Reporter Dan Duggan featured the Historic Hecker-Smiley Mansion in this week’s print and web edition of Crain’s Detroit Business.
“To have to sell this is something we do with great sadness,” J. Douglas Peters, a shareholder in theCharfoos & Christensen, P.C. law firm said while giving me a tour of the historic Hecker-Smiley mansion in Detroit recently.
It’s perhaps the most eccentric of any law office I’ve ever toured — and the only one with Pewabic tile fireplaces in the attorneys’ offices.
The building, at 5510 Woodward Ave., that’s become Peters’ labor of love goes back to the completion of its construction in 1892 for Col. Frank J. Hecker. An early industrialist in Detroit, Hecker built a fortune in the railroad supply business and later in the ship-building business.
Walking through the mansion, which is complete with more nooks and crannies than can be counted, where history seeps from the rich wood walls, the dual gas-and-electric lights and the ornate carpets.
I was on a recent tour of the mansion with Peters and Steve Eisenshtadt, the broker with Friedman marketing it for sale.
My first thought was how much it seems like the Whitney, the historic mansion across the street now used for a restaurant.
“That’s because Whitney and Hecker were friends,” Peters said.
Apparently after Hecker had his home built, Whitney saw the need to one-up his buddy, with a more ornate mansion.
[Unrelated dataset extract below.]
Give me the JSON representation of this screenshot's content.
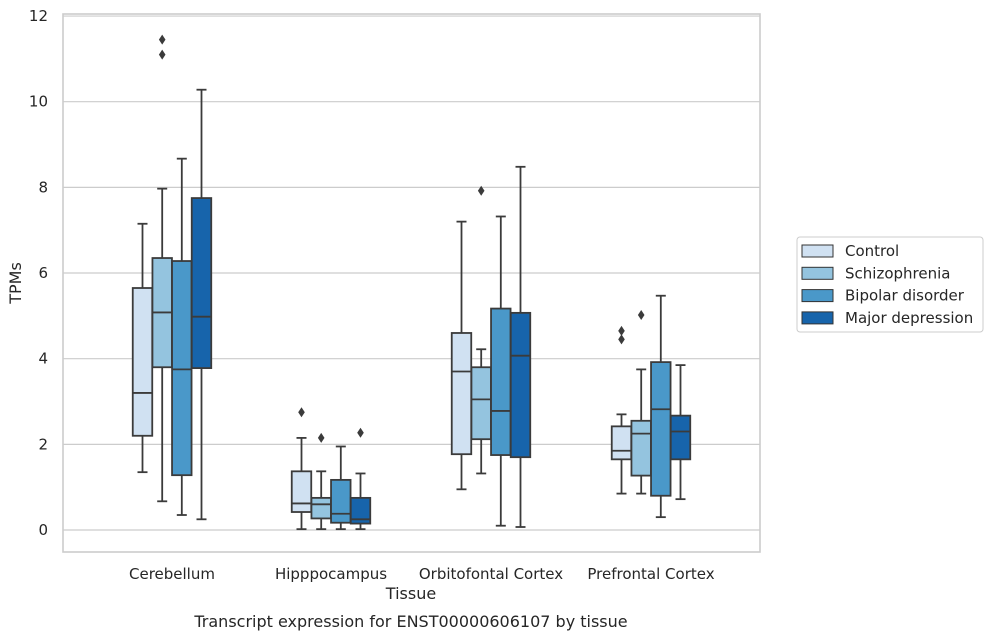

The home was later sold to Paul Smiley in 1947 who purchased the house and used it as the headquarters for his Smiley Brothers Music Co. The house was used for the sale and servicing of pianos.
And the carriage house was used as a small venue for musicians who were in town to perform.
That space is now a mock trial space used by the Charfoos law firm.
Peters said the mansion has served the firm well over the years, and they’ve put their heart and soul into the building.
The firm bought the mansion after Smiley died, for $660,000 in 1991. They put $1.2 million into a series of initial renovations, then another $400,000 into it later.
Fully restored, and with just three owners, Peters remains a little melancholy about selling the place.
But as the firm has paired its number of attorneys down over the years, now at six, compared to 18 at its peak, Peters said the age of the shareholders in the firm and the amount of time they can dedicate to keeping-up their offices means its time to sell.
And when he says they’re sad about it, you can tell, they really are.
I’ll be curious to see what becomes of this chunk of Detroit history.